Lithium ontdekt in Kempische ondergrond
Dagblad 'De Tijd' meldt vandaag dat geothermiebedrijf Hita, een spin-off van de onderzoeksinstelling Vito, het kostbare metaal lithium heeft ontdekt in het warm water dat het uit de Kempische ondergrond oppompt. De batterijgrondstoffenproducent Umicore ziet brood in het project, dat tot 150 miljoen euro per jaar aan lithium kan opleveren. Het metaal is onontbeerlijk voor de productie van batterijen voor elektrische auto's of smartphones.
‘Natrium, calcium, kalium, boor, strontium. De halve tabel van Mendeljev zit erin.’ Met enige zin voor overdrijving somt Geert De Meyer de elementen op die terug te vinden zijn in het zout water (pekel) dat wordt opgepompt in de geothermiecentrale op de Balmatsite in Mol.
Maar uit de eerste bevindingen van Hita in een haalbaarheidsstudie, ondersteund door het Vlaams Agentschap Innovatie en Ondernemen (Vlaio), blijkt dat er 100 mg lithium per liter in het water zit. ‘Dat is heel behoorlijk’, zegt Vito-onderzoeker Bart Michielsen. ‘Minder dan wat men in de Elzas (250 mg) of in Italië (350 mg) heeft gevonden, maar meer dan in Nederland (60mg).’
Eind volgend jaar begint Hita met de bouw van een centrale in Turnhout, daarna volgen centrales in Herentals, Lommel en Merksplas.

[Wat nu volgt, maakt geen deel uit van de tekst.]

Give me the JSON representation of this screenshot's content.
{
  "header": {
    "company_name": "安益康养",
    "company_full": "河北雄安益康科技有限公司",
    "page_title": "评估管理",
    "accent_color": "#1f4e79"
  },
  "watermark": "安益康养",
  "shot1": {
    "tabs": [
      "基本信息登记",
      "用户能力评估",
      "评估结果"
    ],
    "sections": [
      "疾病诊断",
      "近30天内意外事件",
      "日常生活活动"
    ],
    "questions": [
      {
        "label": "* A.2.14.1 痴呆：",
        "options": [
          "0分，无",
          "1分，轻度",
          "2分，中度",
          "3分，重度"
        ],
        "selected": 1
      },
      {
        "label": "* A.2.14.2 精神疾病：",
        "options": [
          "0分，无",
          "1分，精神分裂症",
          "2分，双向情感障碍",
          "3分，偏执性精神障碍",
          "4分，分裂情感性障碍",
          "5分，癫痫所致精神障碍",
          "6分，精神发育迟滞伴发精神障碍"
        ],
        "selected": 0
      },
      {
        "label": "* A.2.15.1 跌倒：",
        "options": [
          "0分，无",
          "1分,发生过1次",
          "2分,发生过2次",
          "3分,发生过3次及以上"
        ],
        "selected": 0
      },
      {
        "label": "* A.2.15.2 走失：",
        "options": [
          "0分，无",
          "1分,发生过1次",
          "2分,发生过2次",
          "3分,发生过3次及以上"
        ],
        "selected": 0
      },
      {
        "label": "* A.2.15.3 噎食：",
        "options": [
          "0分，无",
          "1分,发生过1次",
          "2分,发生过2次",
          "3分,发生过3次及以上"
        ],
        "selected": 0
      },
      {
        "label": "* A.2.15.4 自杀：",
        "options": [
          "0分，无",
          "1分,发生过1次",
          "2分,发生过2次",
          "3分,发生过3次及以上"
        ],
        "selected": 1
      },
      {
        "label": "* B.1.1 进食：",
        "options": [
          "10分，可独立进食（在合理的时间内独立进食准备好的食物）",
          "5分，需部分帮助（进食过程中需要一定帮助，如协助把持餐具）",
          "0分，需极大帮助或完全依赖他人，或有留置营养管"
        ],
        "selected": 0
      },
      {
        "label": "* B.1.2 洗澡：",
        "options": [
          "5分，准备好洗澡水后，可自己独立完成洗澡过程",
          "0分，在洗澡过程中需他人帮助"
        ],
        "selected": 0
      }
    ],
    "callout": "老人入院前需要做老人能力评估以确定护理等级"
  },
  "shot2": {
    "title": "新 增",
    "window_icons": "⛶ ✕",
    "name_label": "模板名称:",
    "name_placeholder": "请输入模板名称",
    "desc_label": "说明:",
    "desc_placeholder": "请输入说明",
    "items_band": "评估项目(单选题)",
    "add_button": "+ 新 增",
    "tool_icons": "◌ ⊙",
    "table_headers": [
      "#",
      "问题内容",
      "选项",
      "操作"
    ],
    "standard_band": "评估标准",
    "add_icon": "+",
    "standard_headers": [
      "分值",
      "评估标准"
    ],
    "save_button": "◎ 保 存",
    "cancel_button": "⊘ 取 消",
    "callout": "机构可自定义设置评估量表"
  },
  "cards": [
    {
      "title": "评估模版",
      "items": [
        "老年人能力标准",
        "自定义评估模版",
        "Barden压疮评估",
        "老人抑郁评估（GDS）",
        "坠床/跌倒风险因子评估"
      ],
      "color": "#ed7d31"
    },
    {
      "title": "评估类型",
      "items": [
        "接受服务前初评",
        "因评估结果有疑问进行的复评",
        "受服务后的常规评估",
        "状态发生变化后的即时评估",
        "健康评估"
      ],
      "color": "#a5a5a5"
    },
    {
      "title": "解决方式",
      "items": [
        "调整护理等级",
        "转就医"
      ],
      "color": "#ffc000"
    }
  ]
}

Nadat het pekelwater van ongeveer 70 tot 90 graden is opgepompt, wordt het via een warmtenet tot bij de individuele woningen van de eindklant gebracht. Veel steden in het zuiden van Duitsland, zoals München, en zelfs Parijs hebben zulke warmtenetten. Het water dat, na de warmteafgave in een warmtewisselaar, naar de centrale terugloopt, is 40 tot 50 graden. Voor het opnieuw in de aarde wordt gepompt, kan door middel van een bijkomende installatie het lithium eruit gehaald worden.